La primera jornada tuvo como escenario la Casa de la Cultura, donde el montaje, la pantalla LED y las condiciones ofrecidas para la competencia generaron una fuerte impresión entre padres, entrenadores y delegaciones bolivianas. Corrillo destacó especialmente la colaboración de la Municipalidad y el respaldo del intendente Dante Velázquez para facilitar los espacios. “La Quiaca tiene muy buenos competidores, muy buen nivel, y eso hace que vengan de otros lugares”, resumió el instructor. El dato no es menor: cuando deportistas de varias ciudades extranjeras deciden atravesar cientos de kilómetros para competir aquí, La Quiaca deja de ser solamente una localidad fronteriza y comienza a comportarse como sede deportiva regional.

El domingo, la actividad se trasladó a la cancha de Juventud Católica, comenzando temprano con las categorías infantiles y continuando después con formas, luchas, semifinales y competencias de cinturones negros. Entre los combates destacados apareció el quiaqueño Leandro Peñalba, quien avanzó frente al representante de Oruro Kevin Patsy. La organización dispuso además árbitros y jueces provenientes de La Quiaca, Sucre, Oruro, Villazón y Cochabamba, buscando imparcialidad y, al mismo tiempo, formando a jóvenes prejuveniles y juveniles que comienzan a capacitarse como futuros oficiales de competencia.

Hasta los premios fueron pensados para transmitir identidad. Además de medallas de oro, plata y bronce, la delegación con mayor puntaje recibiría un puño elaborado artesanalmente en arcilla, llevando consigo una pieza vinculada a la cultura quiaqueña. Padres y madres también fueron incorporados a la experiencia mediante combates recreativos y sorteos. El resultado fue una competencia que desbordó lo estrictamente deportivo: hubo integración familiar, intercambio cultural y una verdadera convivencia binacional entre Argentina y Bolivia.
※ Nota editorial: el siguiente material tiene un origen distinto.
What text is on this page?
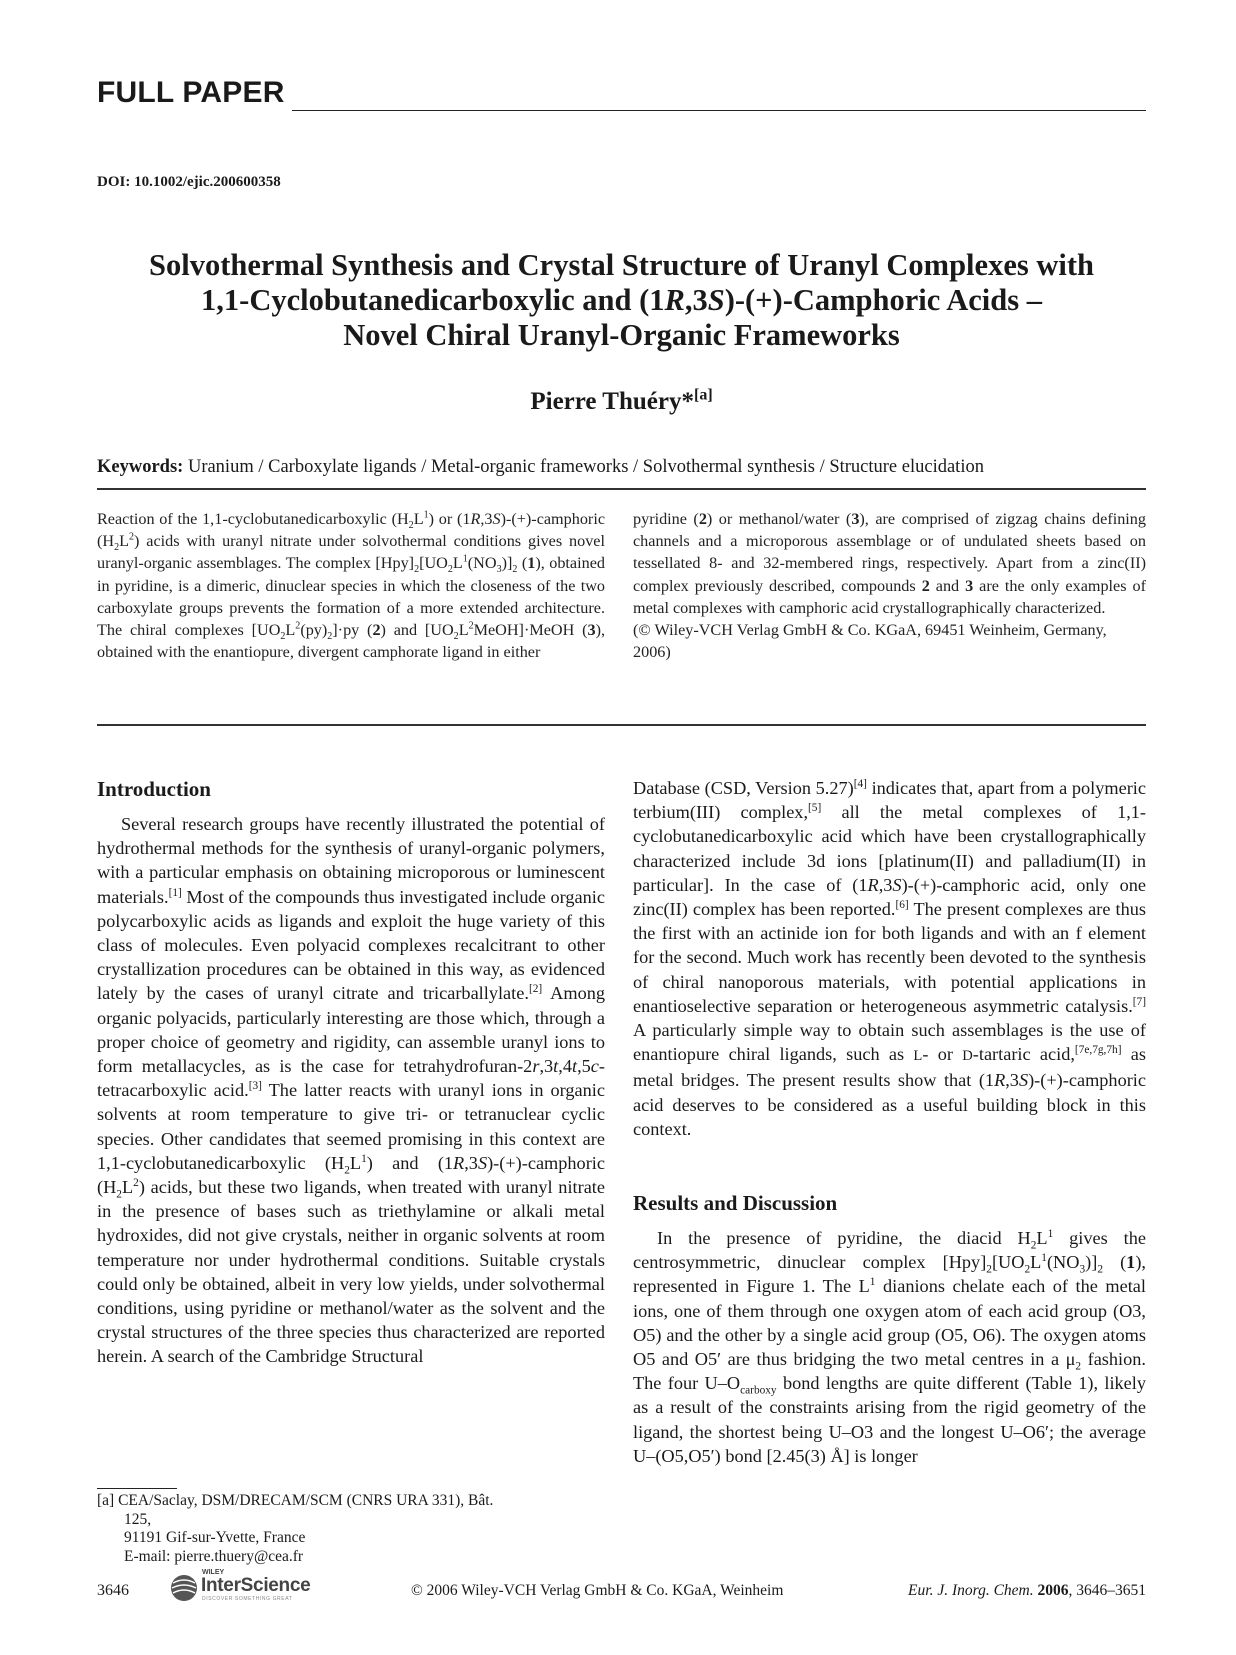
FULL PAPER
DOI: 10.1002/ejic.200600358
Solvothermal Synthesis and Crystal Structure of Uranyl Complexes with
1,1-Cyclobutanedicarboxylic and (1R,3S)-(+)-Camphoric Acids –
Novel Chiral Uranyl-Organic Frameworks
Pierre Thuéry*[a]
Keywords: Uranium / Carboxylate ligands / Metal-organic frameworks / Solvothermal synthesis / Structure elucidation
Reaction of the 1,1-cyclobutanedicarboxylic $(H_2L^1)$ or (1R,3S)-(+)-camphoric $(H_2L^2)$ acids with uranyl nitrate under solvothermal conditions gives novel uranyl-organic assemblages. The complex $[Hpy]_2[UO_2L^1(NO_3)]_2$ (1), obtained in pyridine, is a dimeric, dinuclear species in which the closeness of the two carboxylate groups prevents the formation of a more extended architecture. The chiral complexes $[UO_2L^2(py)_2]\cdot py$ (2) and $[UO_2L^2MeOH]\cdot MeOH$ (3), obtained with the enantiopure, divergent camphorate ligand in either

pyridine (2) or methanol/water (3), are comprised of zigzag chains defining channels and a microporous assemblage or of undulated sheets based on tessellated 8- and 32-membered rings, respectively. Apart from a zinc(II) complex previously described, compounds 2 and 3 are the only examples of metal complexes with camphoric acid crystallographically characterized.

(© Wiley-VCH Verlag GmbH & Co. KGaA, 69451 Weinheim, Germany, 2006)

Introduction

Several research groups have recently illustrated the potential of hydrothermal methods for the synthesis of uranyl-organic polymers, with a particular emphasis on obtaining microporous or luminescent materials.[1] Most of the compounds thus investigated include organic polycarboxylic acids as ligands and exploit the huge variety of this class of molecules. Even polyacid complexes recalcitrant to other crystallization procedures can be obtained in this way, as evidenced lately by the cases of uranyl citrate and tricarballylate.[2] Among organic polyacids, particularly interesting are those which, through a proper choice of geometry and rigidity, can assemble uranyl ions to form metallacycles, as is the case for tetrahydrofuran-2r,3t,4t,5c-tetracarboxylic acid.[3] The latter reacts with uranyl ions in organic solvents at room temperature to give tri- or tetranuclear cyclic species. Other candidates that seemed promising in this context are 1,1-cyclobutanedicarboxylic $(H_2L^1)$ and (1R,3S)-(+)-camphoric $(H_2L^2)$ acids, but these two ligands, when treated with uranyl nitrate in the presence of bases such as triethylamine or alkali metal hydroxides, did not give crystals, neither in organic solvents at room temperature nor under hydrothermal conditions. Suitable crystals could only be obtained, albeit in very low yields, under solvothermal conditions, using pyridine or methanol/water as the solvent and the crystal structures of the three species thus characterized are reported herein. A search of the Cambridge Structural

Database (CSD, Version 5.27)[4] indicates that, apart from a polymeric terbium(III) complex,[5] all the metal complexes of 1,1-cyclobutanedicarboxylic acid which have been crystallographically characterized include 3d ions [platinum(II) and palladium(II) in particular]. In the case of (1R,3S)-(+)-camphoric acid, only one zinc(II) complex has been reported.[6] The present complexes are thus the first with an actinide ion for both ligands and with an f element for the second. Much work has recently been devoted to the synthesis of chiral nanoporous materials, with potential applications in enantioselective separation or heterogeneous asymmetric catalysis.[7] A particularly simple way to obtain such assemblages is the use of enantiopure chiral ligands, such as L- or D-tartaric acid,[7e,7g,7h] as metal bridges. The present results show that (1R,3S)-(+)-camphoric acid deserves to be considered as a useful building block in this context.

Results and Discussion

In the presence of pyridine, the diacid $H_2L^1$ gives the centrosymmetric, dinuclear complex $[Hpy]_2[UO_2L^1(NO_3)]_2$ (1), represented in Figure 1. The $L^1$ dianions chelate each of the metal ions, one of them through one oxygen atom of each acid group (O3, O5) and the other by a single acid group (O5, O6). The oxygen atoms O5 and O5′ are thus bridging the two metal centres in a $\mu_2$ fashion. The four $U-O_{carboxy}$ bond lengths are quite different (Table 1), likely as a result of the constraints arising from the rigid geometry of the ligand, the shortest being U–O3 and the longest U–O6′; the average U–(O5,O5′) bond [2.45(3) Å] is longer

[a] CEA/Saclay, DSM/DRECAM/SCM (CNRS URA 331), Bât.
125,
91191 Gif-sur-Yvette, France
E-mail: pierre.thuery@cea.fr
3646
WILEY
InterScience
DISCOVER SOMETHING GREAT	© 2006 Wiley-VCH Verlag GmbH & Co. KGaA, Weinheim	Eur. J. Inorg. Chem. 2006, 3646–3651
Pero el dato de mayor proyección apareció al finalizar el balance. Corrillo adelantó que la organización elevará un informe a la Confederación Argentina de Taekwon-Do con la intención de evaluar la realización de un campeonato futuro en La Quiaca. La ciudad ya había recibido este año al Gran Maestro José Maidana para exámenes y actividades formativas, mientras la Confederación sostiene competencias internacionales y participación de seleccionados argentinos fuera del país. Si esa posibilidad avanza, las dos jornadas binacionales habrán funcionado como mucho más que una exhibición: serán la prueba de que La Quiaca posee competidores, organización, infraestructura y ubicación estratégica para convertirse en una plaza internacional del Taekwon-Do en el corazón de la frontera argentino-boliviana.